Reives in a release on Jan. 31 announced that all Democrats in the state Senate and House had signed on as cosponsors of their respective bills. “We understand that important decisions about health care should happen in a doctor’s office, not a legislator’s office,” he said in that release.

These bills use as their foundation the earlier Supreme Court decisions and say the state may not “restrict the ability of a woman to choose whether or not to terminate a pregnancy after fetal viability, unless such a termination is necessary to preserve the life or health of the woman.”

They are similar to a bill that passed the U.S. House last summer. A bipartisan bill introduced into the U.S. Senate has not gained traction, but President Joe Biden said last fall that codifying abortion was his top priority.

Garrett said on a social media post on Wednesday evening that he is “proud to co-sponsor this important bill to defend North Carolinians’ freedoms and keep politicians out of our healthcare decisions.”

Not much chance

North Carolina House Speaker Tim Moore (R-Cleveland, left) and Senate Leader Phil Berger (R-Eden). (AP File Photo/Gary D. Robertson)

But these bills have almost no chance of getting even discussion in the General Assembly. Since the Supreme Court in June ended protections under Roe v. Wade and said abortion law was a matter for state law, both Berger and Moore have discussed a path to tighten the state’s current, 20-week limit on abortions, perhaps to 13 weeks.

Moore even changed rules in the House to offer a chance for a vote to override a veto that would be expected by Gov. Roy Cooper. Lt. Gov Mark Robinson, who heads the Senate and is a likely candidate for the Republican nomination for governor, last week called for an almost total ban on abortion in the state.

“Indeed it’s a long shot, but reproductive freedom and the ability for women and families to make their own health care choices is top of mind for North Carolinians,” Garrett wrote in a text message response to a query from WGHP. “Since most Republican candidates dodged this question during the campaign, I think it’s important for people to know where their elected leaders stand.

“I am proud that our Senate Democratic caucus is united in trusting women and keeping politicians from dictating health care decisions for the women and families of our state.” 

Other bills

Numerous other pieces of legislation have been filed for consideration, and, like medical marijuana, some of them will be familiar, including Medicaid expansion and sports gambling, both of which passed the Senate last year but not the House.

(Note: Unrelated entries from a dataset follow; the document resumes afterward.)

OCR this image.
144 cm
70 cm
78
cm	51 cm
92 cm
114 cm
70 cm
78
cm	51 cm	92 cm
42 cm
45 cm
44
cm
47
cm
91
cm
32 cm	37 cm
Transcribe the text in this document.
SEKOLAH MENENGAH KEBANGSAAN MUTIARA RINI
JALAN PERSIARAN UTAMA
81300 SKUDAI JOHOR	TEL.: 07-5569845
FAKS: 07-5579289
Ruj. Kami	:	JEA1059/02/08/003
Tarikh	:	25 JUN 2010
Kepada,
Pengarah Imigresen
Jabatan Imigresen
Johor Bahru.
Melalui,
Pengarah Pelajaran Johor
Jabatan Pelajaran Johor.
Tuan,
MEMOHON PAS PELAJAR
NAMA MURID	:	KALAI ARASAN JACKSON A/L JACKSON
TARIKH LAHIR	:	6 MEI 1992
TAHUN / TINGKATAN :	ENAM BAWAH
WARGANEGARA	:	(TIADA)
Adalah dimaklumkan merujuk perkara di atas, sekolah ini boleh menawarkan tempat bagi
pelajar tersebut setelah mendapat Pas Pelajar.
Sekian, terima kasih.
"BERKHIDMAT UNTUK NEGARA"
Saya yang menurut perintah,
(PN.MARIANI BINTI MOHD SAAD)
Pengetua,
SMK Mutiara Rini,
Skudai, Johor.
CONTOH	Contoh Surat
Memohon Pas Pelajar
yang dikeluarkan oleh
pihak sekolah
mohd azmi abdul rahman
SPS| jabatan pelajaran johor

There also is the matter of how the legislature will respond to the most recent court rulings in the Leandro school funding case.

What lawmakers might do with redistricting and voter ID could hinge on how the state Supreme Court reacts to petitions filed last week by Moore to overturn rulings from December that scuttled the General Assembly’s prior efforts.

Lawmakers almost certainly will take a new approach to voter ID, and redistricting – especially for Congress, where the U.S. Supreme Court this year will announce a ruling in case that has sought to suggest the General Assembly has total control of maps – likely will get keen attention.

To that point, the Democrats again filed House Bill 9, the Fair Maps Act, which would require an independent, nonpartisan commission to assign voting districts, taking power from partisan legislators. Hardister was one of more than 50 sponsors of a similar bill filed in 2019.

“There will likely be at least a half a dozen, dozen things that nobody today can predict,” Berger told The News & Observer.